Les couleurs du monde végétal en 1385 nuances #Art et Botanique
Les Éditions du Chêne ont réédité dernièrement un petit bijou pour tous les amateurs de plantes et de couleurs : le « Répertoire de Couleurs pour aider à la détermination des couleurs des Fleurs, des Feuillages et des Fruits », ouvrage initialement publié par la Société Française des Chrysanthémistes en 1905 (les Chrysanthèmes étaient alors très en vogue). C’est même plus qu’une simple réédition, on pourrait parler de « résurrection » dans la mesure où des encres spéciales ont été utilisées « pour restituer l’éclat et la subtilité des teintes d’origine ». Qu’on en juge avec cet exemple qui nous emmène dans les rouges de la Fritillaire, de la Jacinthe de Hollande L’espérance, de la Corydale solide, du Topinambour, de la Rose de Noël :
Il y a dans les descriptions des gammes colorées une précision vertigineuse. On imagine, comme le dit dans sa préface Patrice SALSA, « les membres de la Société française des Chrysanthémistes en sévères habits noirs consacrant une énergie patiente et méticuleuse à la réalisation d’un répertoire de couleurs ». Ce répertoire peut paraître bien futile, mais pour les amateurs de plantes et de couleurs, c’est un vrai régal !

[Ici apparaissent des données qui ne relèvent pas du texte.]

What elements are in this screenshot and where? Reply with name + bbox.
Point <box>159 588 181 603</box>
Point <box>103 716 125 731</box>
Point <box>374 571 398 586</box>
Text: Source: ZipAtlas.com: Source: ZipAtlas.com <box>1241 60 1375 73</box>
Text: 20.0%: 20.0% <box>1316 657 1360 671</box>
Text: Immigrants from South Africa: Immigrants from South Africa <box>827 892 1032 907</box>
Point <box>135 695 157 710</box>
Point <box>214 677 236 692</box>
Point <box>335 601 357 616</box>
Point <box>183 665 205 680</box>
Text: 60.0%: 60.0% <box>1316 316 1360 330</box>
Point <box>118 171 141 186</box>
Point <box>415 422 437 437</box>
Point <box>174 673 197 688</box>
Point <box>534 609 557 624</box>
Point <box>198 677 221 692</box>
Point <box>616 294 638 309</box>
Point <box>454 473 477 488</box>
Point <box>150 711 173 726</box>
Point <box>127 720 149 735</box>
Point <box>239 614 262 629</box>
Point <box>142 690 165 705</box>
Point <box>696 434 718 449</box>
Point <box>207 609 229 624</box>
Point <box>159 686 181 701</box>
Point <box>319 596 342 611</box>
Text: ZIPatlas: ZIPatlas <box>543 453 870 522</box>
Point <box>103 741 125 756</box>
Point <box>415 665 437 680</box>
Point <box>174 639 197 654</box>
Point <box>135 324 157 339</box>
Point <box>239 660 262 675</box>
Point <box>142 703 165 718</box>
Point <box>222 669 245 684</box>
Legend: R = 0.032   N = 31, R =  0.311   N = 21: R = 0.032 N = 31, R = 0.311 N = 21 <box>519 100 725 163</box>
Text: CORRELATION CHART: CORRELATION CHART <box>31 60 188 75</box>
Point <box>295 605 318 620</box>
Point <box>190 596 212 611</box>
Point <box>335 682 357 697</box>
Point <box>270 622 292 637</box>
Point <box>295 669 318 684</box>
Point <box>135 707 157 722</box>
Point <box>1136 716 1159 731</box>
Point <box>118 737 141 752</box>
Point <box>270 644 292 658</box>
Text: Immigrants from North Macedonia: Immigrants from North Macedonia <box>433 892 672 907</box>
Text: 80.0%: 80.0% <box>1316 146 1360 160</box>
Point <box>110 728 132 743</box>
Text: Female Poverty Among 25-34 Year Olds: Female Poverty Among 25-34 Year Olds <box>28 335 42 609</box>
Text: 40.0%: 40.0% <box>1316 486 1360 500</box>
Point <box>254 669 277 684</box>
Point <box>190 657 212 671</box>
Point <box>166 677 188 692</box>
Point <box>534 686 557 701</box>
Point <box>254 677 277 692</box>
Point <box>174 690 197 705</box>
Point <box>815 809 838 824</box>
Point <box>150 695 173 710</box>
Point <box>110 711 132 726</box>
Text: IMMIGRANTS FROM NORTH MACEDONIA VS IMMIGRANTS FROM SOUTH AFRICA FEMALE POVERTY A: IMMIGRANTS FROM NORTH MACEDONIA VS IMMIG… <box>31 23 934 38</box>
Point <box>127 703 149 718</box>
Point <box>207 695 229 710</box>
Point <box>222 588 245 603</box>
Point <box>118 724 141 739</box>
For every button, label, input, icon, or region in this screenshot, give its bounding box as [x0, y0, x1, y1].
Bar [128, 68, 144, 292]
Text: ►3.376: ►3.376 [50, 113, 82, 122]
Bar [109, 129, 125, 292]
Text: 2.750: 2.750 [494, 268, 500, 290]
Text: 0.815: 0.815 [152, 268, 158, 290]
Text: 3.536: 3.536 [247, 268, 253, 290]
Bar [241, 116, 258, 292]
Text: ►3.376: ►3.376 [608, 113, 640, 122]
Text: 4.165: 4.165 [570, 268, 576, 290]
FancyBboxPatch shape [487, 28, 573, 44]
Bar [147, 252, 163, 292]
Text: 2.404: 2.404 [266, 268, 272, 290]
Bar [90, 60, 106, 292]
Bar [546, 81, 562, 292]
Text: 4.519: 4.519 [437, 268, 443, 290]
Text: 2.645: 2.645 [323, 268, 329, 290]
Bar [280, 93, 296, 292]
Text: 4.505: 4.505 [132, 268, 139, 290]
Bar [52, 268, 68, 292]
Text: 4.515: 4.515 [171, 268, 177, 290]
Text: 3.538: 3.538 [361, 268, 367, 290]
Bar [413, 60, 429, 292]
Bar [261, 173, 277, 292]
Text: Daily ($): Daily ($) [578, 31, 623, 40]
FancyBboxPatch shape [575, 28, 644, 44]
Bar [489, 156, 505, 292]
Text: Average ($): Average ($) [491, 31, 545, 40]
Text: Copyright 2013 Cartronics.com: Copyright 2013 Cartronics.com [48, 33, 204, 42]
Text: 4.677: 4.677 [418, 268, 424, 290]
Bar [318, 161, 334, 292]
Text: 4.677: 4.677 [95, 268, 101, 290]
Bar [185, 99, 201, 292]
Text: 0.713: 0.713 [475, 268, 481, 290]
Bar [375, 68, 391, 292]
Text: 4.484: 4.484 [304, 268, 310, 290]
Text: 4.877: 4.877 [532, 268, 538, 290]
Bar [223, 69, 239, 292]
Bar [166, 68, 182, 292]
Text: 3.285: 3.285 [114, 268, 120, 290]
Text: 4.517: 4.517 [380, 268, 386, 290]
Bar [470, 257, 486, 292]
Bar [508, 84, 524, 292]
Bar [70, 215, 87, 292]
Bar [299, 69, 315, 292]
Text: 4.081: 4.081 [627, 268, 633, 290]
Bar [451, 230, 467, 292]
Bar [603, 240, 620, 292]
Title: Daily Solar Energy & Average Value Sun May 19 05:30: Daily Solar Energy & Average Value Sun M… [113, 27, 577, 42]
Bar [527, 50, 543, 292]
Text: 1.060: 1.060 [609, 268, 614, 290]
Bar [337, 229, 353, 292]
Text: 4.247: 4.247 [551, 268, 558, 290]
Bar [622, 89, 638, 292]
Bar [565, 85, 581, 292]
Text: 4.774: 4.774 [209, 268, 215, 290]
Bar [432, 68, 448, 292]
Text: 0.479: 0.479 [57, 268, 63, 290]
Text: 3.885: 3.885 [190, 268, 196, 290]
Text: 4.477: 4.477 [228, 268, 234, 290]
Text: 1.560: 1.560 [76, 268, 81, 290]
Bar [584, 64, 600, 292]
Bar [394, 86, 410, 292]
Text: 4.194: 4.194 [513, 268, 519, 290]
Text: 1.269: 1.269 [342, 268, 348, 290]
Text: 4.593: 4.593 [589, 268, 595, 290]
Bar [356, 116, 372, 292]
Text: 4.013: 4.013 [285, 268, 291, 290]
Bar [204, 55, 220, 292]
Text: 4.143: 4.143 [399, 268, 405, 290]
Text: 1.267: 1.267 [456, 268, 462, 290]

Voilà donc un livre à conserver à portée de main sur la table de chevet, car il fait rêver, et à emporter lors des excursions botaniques, car il permet une autre approche des plantes, une approche attentive à la recherche des plus infimes détails de leur coloris.
Ce souci de la juste couleur semble s’être quelque peu perdu de nos jours. Paul-François BARBAULT-ROYER était employé au ministère des Relations Extérieurs sous le Directoire et fut envoyé en mission dans le Nord de la France. Il rédigea un compte-rendu, le « Voyage dans les départements du Nord, de la Lys, de l’Escaut pendant les années VII et VIII » (publié en 1800). Arrivé à Lille, il remarque que « les amateurs de Lille donnent un soin étudié à la culture des fleurs ; l’on compte près de vingt-deux sortes d’œillets, dont ils ont su varier la parure ; les plus curieux sont :
Le beau-cramoisi, dont le blanc dont il est lavé le pourrait disputer au blanc de neige.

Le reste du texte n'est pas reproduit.